Columbia University Mailman School of Public Health

Global Mental Health Program Research Internship

by Sasha Mochida

Global Mental Health Program

The Global Mental Health Program is an eight-week internship at the Columbia-WHO Center for Global Mental Health. Interns are exposed to a wide range of didactic seminars and experiential learning opportunities, and are mentored by 1-3 departmental faculty focused on various global mental health initiatives. Interns are able to gain extensive exposure for networking and shadowing within the healthcare research environment.

My Work at GMHP

In the summer of 2019, I served as a research assistant for the Global Mental Health Program and specifically worked with Dr. Sabrina Hermosilla on two projects. Dr. Hermosilla is an epidemiologist and works as a research scientist with the Global Mental Health Program at Columbia University School of Physician and Surgeons. Her research applies epidemiological principles and methods to explore child and adolescent mental health and psychosocial outcomes in complex emergency settings.

The first project that I worked on investigated what knowledge, attitudes, and behaviors mental health providers have about psychotropic medication for serious mental illness and its implications on prescribing practices in mental health treatment. For this project, I was highly involved in collecting background information on psychotropic medication (MeSH terms and codes, finding the WHO essential medications, finding which years they were added to the WHO essential medication list, making in-depth tables about each psychotropic medication, etc), developing the study protocol, organizational tasks (cleaning and organizing dropbox), collecting the relevant literature, and helping refine the search term list. Furthermore, I worked extensively on the title, abstract, and full text screening for the relevant literature. This project will hopefully help determine how mental health providers’ knowledge, attitudes, and non-prescribing behaviors affect their prescribing decision-making for serious mental illness and be a useful tool in developing future prescribing guidelines. Throughout last semester, I finished the manuscript for this project and it is now being peer reviewed.

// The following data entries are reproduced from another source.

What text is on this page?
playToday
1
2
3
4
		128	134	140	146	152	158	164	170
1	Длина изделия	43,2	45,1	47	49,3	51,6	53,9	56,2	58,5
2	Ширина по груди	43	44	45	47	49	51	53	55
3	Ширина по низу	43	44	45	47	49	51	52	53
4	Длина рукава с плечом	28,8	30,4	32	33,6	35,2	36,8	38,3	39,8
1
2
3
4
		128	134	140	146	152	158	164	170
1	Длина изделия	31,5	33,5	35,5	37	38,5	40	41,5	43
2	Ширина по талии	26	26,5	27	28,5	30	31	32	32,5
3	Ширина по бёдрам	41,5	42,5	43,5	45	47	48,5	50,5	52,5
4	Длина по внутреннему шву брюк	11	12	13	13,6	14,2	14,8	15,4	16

The second project I worked on was a systematic review evaluating the factor structures of PTSD and whether a universal PTSD factor structure could be identified. A factor structure is the correlational relationship between a number of variables that are said to measure a particular construct. Since the 1980s, four dominant symptom-based classification frameworks have been developed for PTSD. PTSD's lack of a universal factor model hinders population comparisons and cross-study, making it difficult to identify inconsistencies in the literature about determinants, outcomes, and treatments of PTSD. For this project, I was involved with cleaning and updating the PROSPERO protocol, collecting relevant literature, and providing the title, abstract, and full text screening for the relevant literature. This study will hopefully help determine the prevalence of a universal PTSD factor structure.

Conclusions

Through this internship, I was able to explore the more administrative side of public health and help further determine what I wanted to be involved with after graduation. I have decided that the research process is not particularly exciting for me but I find its applications (how to most effectively implement findings, etc) more interesting. Along with this, I have developed a passion for learning about how to help vulnerable populations receive adequate health care and increasing its accessibility. I understand that much of this has to do with public policy and am now considering a career in that area.

Through my internship experience at the Global Mental Health Program, I was able to learn some invaluable knowledge about mental health and illness, public health, patient care, and medical research.

Sasha Mochida

Sasha Mochida is a senior at Macalester College double majoring in Neuroscience and Biology with a concentration in Community and Global Heath and a minor in Psychology. Coming from a myriad of cultures and being an immigrant, Sasha initially became interested in global mental health after witnessing various cultural understandings of mental and physical health from her parents and how it conflicted with American medical norms. She is specifically interested in understanding mental health from a socioeconomic perspective and using cultural contexts to provide treatment, create initiatives to mitigate stigma and promote access to mental health services.